Subject: the character type
From: Erik Naggum <erik@naggum.no>
Date: 1996/03/17
Newsgroups: comp.lang.lisp
Message-ID: <3036079150517560@arcana.naggum.no>

suppose you have a file in an unknown character set.  the file starts with
some codes that tell you how it is encoded.  each character could be 7, 8,
14, 16 or 21 bits wide, encoded as 1, 1, 2, 2, and 4 bytes, respectively.
additionally it could be using any of the ISO 2022 or ISO 10646 methods of
encoding.

suppose you want to read this into the system as _characters_, and work on
them as characters, for purposes of mapping, transformation, processing, or
interpreting where the encoding is irrelevant to the result, but you need
to generate some _encoding_ on output, which need not be a function of the
input encodings used.

I can fake it with integers, but I really want to distinguish characters
from integers.  I actually want characters to be known by longish, unique
names, and have several possible encodings.  I can fake this with symbols,
but symbols are not characters, and I think Common Lisp should have a
strong enough character type that it could do all this, not the least
because of the requirements of internationalization.

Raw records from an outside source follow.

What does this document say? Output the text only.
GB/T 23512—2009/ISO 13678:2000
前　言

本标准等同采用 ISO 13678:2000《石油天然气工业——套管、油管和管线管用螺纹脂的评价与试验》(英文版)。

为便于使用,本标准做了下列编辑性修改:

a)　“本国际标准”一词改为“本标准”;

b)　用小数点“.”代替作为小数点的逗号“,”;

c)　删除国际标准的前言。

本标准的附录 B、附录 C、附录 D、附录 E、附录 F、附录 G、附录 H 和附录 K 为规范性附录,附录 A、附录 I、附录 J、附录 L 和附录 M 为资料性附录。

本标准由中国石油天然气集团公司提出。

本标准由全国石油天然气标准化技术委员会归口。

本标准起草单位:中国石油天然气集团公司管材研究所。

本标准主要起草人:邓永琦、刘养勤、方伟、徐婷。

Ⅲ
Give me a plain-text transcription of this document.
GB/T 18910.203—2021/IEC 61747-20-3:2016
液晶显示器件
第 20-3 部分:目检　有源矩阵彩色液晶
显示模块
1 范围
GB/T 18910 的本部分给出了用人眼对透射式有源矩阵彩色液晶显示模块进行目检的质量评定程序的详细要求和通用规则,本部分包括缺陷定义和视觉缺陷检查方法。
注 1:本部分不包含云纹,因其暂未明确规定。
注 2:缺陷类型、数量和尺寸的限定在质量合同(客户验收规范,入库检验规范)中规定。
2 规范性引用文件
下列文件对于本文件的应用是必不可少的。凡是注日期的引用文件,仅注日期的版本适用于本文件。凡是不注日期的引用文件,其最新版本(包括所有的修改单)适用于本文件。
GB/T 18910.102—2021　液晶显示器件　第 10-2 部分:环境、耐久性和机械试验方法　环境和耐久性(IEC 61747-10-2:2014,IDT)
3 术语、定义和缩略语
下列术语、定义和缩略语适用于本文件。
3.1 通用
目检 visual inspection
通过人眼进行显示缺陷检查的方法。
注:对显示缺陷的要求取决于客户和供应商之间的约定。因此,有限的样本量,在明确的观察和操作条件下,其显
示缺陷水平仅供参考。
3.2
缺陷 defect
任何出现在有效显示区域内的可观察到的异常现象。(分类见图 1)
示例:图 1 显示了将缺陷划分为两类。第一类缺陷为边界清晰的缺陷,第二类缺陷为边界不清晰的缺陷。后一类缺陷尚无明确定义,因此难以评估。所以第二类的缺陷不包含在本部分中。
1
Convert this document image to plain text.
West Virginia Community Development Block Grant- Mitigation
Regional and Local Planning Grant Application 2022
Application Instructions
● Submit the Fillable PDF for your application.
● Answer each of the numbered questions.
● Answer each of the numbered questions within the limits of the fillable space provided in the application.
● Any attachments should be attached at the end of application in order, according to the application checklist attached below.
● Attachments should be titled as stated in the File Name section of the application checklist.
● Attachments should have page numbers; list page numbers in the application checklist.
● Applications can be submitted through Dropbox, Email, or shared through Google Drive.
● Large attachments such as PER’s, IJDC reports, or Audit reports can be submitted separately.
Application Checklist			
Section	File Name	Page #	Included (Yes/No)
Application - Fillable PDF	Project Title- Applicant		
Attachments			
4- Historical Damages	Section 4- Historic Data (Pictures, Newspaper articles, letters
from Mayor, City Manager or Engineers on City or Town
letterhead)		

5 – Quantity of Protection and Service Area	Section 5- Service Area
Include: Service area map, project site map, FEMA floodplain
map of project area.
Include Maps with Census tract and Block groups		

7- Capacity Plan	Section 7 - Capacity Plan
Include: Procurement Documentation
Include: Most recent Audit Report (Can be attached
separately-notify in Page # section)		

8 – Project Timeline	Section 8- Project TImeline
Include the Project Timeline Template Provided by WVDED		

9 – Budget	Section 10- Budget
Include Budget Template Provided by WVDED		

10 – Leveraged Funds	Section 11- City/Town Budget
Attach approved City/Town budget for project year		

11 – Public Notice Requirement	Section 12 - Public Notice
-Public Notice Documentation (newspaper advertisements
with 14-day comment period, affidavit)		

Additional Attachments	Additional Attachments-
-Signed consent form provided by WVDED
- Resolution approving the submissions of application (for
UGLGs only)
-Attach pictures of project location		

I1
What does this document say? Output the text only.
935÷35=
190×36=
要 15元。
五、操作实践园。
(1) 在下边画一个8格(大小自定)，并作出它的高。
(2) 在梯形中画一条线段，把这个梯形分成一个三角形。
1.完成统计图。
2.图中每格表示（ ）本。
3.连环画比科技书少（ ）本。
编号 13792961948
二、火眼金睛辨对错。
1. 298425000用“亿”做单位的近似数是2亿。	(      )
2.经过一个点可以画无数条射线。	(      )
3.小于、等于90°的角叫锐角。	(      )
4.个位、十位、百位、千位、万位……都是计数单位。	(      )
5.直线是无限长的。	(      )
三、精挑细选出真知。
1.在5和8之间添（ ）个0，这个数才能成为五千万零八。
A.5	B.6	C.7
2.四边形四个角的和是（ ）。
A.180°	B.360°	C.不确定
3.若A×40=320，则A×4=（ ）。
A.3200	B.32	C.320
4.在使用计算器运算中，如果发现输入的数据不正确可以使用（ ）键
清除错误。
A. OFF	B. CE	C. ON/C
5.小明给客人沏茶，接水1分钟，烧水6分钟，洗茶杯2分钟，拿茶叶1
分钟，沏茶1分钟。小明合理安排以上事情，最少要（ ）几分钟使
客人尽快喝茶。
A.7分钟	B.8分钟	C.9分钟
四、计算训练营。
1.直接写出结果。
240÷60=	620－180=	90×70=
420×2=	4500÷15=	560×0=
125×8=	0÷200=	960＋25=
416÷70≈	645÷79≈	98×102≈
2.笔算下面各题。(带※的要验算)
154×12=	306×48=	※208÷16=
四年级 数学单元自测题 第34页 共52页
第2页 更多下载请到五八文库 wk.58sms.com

I would like to be able to have a number of character set descriptions
(tables) and encoding algorithms (filter functions) that allow me to return
the character read from an input source.  let me take a simple example.
suppose the character set is ISO 8859-1, but it has been reduced to 7-bit
encoding according to ISO 2022, such that SO and SI are used to switch
between the "low" and the "high" half.  the usual way to deal with this is
to let SO and SI toggle the 8th bit, but I don't want that.  I want SO and
SI to change the mapping for the current 7-bit character set such that the
right character is returned directly.  I want this because SO and SI are
not the only possible character set shift control characters in ISO 2022.

additionally, I want to be able to parse escape sequences as their
appropriate pseudo-characters, but this is above and beyond the others.

ideally, I would like to have a facility that allowed me to create new
characters, name them, and assign _multiple_ codes to them.  the key to my
quest is that it should be possible to read and write them using various
encoding schemes and to put them into strings and still to have the rest of
the Common Lisp system deal with them.

I am disappointed with the character type in Common Lisp -- it seems
incongruously inflexible -- and wonder if any work has been done in this
area.  e.g., are there Common Lisp implementations that allow GB5, UTF, JIS
X 0208, etc, or so-called "wide characters"?

I think I would like to see `(setf char-name)', `(setf char-code)', and/or
a (new) `make-char' function that allowed me to build new characters.

the font and bits stuff was a start in the right direction, although less
general than they should have been, but these were removed from the ANSI
standard.

any ideas?

#<Erik>
-- 
the Internet made me do it